Allen & Overy has decided to forgo the “old-fashioned” practice of creating stacks of documents to assist clients through a complex regulatory compliance process. Instead, they have created a streamlined web-based application.

This week, Allen & Overy released marginMAPP, an interview-based tool for small financial institutions to determine and document if they fall under certain U.S. and European commodity regulations. marginMAPP also allows an entity to determine how falling under the purview of regulations impacts all the parties involved in a transaction 

The tool, which leverages legal technology company Neota Logic's artificial intelligence engine to make its determinations, is the newest release from the firm's tech incubator Fuse and is accessible through aosphere, Allen & Overy's subscription-based online service offering available only to clients.
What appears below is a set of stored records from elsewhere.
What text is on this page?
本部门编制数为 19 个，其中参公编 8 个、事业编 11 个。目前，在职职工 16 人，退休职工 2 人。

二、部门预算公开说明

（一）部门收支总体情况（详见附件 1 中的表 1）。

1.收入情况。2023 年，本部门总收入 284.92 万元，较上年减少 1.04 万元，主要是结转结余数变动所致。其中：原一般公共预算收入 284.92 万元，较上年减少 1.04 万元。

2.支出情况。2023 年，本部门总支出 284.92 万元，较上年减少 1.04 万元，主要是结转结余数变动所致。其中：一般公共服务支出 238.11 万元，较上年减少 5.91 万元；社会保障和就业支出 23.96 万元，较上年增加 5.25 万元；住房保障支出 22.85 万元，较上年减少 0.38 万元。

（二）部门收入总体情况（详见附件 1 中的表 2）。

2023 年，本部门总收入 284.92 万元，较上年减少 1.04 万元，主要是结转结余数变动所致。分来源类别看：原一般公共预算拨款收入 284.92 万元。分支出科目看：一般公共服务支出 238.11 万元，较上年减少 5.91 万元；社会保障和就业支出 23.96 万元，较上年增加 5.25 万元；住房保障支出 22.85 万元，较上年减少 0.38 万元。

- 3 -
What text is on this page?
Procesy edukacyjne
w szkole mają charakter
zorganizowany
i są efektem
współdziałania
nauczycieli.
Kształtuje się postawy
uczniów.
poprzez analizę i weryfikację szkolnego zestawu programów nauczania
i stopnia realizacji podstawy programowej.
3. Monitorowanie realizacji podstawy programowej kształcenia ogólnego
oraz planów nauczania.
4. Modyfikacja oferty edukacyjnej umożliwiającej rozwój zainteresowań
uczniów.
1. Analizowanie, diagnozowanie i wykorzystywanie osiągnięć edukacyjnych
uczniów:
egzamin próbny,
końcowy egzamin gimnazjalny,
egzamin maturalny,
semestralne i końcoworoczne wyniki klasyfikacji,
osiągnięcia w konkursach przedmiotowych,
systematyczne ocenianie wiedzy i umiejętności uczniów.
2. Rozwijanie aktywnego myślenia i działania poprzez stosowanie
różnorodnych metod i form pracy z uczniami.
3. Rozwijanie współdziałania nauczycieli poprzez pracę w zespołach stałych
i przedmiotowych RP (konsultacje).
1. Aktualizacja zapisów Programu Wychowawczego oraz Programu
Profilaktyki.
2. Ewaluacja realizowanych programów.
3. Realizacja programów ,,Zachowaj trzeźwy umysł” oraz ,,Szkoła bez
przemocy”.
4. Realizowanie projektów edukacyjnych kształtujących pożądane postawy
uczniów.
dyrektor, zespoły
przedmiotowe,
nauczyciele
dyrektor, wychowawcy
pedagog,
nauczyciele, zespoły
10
The product arrives as the 2020 deadline nears for small financial institutions, including hedge funds, pension funds, insurance companies and non-banks, to ensure if European market infrastructure regulation or U.S. initial margin rules apply to them and how that impacts specific counterparties.

The process of determining which regulations apply to an entity is complex as rules differ across various jurisdictions, said New York-based Allen & Overy partner and marginMAPP co-creator Deborah North. She and London-based partner and marginMAPP co-creator Emma Dwyer had previously shepherded large banks through an earlier compliance deadline to determine what regulations they must comply with. 

Dwyer said Allen & Overy had taken an “old-fashioned lawyer way” approach to counseling those large banks, which resulted in reams of paperwork detailing complicated compliance requirements. So Dwyer and North thought they could create a better streamlined approach. 

In September 2018, North recalled developing a table around the initial margin rule classifications, but after 10 pages, she realized it would not be useful. “It was just too unwieldy to send to clients,” North said.

Meanwhile, Dwyer was sitting in a Fuse presentation that featured software from Neota Logic, a member of Allen & Overy's Fuse cohort. Dwyer said she thought the machine learning leveraged by the tech company fit their project perfectly. 

Roughly seven months later, marginMAPP was up and running. Including Dwyer and North, three U.S.- and three London-based attorneys worked on the product by adding the legal and regulatory expertise to the program, while an internal Allen & Overy tech team and Neota Logic worked on the software.

Dwyer and North said marginMAPP was their first time working with Neota Logic. While they both noted the product required a lot of time to develop, they said it was worthwhile.

“I think it was rewarding,” North said. “You can use your real experience with legal issues and regulator issues that solves those or a small part of those issues. I think it can be extremely effective.”